No More Shall We Part (2011 - Remaster)

No More Shall We Part (2011 - Remaster)

Arriving three years after The Bad Seeds’ inaugural best-of collection, this stately 2001 follow-up to The Boatman’s Call is also Nick Cave’s first album after successfully battling drug and alcohol addiction. Since 1994’s breakthrough Let Love In, Cave had found himself growing ever more respected as a songwriter on the global stage. Mostly valuing understatement over the threat of bombast, these songs mingle melancholy romance with Cave’s long-favoured Old Testament themes. Cave makes no secret of his inclinations with song titles like “God Is in the House” and “Oh My Lord”, but there are always more subtleties waiting to reward close listening.
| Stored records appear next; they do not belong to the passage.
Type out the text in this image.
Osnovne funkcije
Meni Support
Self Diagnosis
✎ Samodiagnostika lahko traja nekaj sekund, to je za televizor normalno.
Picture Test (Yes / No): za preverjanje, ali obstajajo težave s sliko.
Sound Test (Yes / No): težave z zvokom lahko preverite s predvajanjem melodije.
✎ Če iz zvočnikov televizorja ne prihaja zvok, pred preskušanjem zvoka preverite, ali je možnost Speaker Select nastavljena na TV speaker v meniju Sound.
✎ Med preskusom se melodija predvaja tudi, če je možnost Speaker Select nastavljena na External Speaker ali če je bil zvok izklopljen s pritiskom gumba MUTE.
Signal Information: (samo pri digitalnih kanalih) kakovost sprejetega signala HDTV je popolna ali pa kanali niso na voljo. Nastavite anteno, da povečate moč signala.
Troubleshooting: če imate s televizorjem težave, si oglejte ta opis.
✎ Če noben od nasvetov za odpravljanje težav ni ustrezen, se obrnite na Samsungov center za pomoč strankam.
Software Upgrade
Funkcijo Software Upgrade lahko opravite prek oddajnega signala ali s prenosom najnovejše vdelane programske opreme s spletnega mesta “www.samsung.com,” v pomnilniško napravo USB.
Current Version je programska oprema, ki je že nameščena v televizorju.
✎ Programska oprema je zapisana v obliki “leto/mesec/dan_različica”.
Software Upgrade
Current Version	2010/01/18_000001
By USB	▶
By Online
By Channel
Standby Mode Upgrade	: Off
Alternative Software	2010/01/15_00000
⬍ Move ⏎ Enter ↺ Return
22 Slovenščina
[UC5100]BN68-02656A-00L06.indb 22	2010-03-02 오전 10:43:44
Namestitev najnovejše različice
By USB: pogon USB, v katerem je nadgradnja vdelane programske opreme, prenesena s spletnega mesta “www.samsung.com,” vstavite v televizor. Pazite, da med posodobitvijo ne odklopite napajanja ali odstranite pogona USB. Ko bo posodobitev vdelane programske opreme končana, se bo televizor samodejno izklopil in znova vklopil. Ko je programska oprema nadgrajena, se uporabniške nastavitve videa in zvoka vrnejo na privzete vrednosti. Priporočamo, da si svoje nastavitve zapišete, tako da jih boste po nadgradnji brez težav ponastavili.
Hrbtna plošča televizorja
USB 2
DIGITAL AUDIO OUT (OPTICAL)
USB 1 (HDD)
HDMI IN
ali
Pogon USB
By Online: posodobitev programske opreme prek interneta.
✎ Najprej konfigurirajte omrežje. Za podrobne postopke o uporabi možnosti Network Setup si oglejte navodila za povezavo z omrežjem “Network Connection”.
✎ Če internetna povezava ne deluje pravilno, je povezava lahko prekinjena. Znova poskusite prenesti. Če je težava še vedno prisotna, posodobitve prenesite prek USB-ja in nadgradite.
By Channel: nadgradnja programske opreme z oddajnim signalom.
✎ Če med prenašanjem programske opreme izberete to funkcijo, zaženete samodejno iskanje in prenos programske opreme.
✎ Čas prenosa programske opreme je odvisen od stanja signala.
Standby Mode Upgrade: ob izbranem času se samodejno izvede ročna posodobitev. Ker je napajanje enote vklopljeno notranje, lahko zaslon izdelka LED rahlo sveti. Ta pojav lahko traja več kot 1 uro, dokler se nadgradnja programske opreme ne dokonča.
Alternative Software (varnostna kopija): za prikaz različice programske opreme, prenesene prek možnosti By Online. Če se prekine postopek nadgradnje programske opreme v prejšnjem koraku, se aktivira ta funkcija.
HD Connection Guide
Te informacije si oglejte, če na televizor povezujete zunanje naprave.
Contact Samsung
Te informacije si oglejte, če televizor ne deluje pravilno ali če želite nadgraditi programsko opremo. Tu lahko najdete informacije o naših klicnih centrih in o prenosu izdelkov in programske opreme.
And despite the intimacy of songs like the opener “As I Sat Sadly by Her Side”, there’s a gorgeous cinematic sweep to the string arrangements there and elsewhere (observe the gentle crescendo finishing off “We Came Along This Road”). Cave and company never feel rushed; the early highlight “Hallelujah” approaches eight minutes, culminating in a memorable vocal section from folk legends Kate and Anna McGarrigle. The songwriter’s own singing feels more tentative and vulnerable too, as if he’s finding his preferred register all over again. Compared to the ferocious vocal turns that punctuate his work before and after this, these performances are, largely, quiet and tender. Yet there’s more here than funereal balladry: “Fifteen Feet of Pure White Snow” rides jazzy piano and unabashed rock guitar to an uplifting group chorus, while “The Sorrowful Wife” represents the album’s closest brush with thundering rock catharsis. Individual arrangements are given intense focus by repeat Bad Seeds producer Tony Cohen; closing track “Darker With the Day” starts by hanging closely on quivering piano notes, violin plucks and bass rustlings as Cave sings nakedly of Biblical portent: “I found a woolly lamb dozing in an issue of blood/And a gilled Jesus shivering on a fisherman’s hook.” Featuring co-writes and several string parts by Dirty Three’s Warren Ellis, No More Shall We Part foreshadows a new chapter for The Bad Seeds that would arrive later in the decade. Beyond the band itself, the partnership between Cave and Ellis would yield many striking soundtracks from the mid-2000s onward, and by the early 2020s they were also releasing intimate albums as a duo.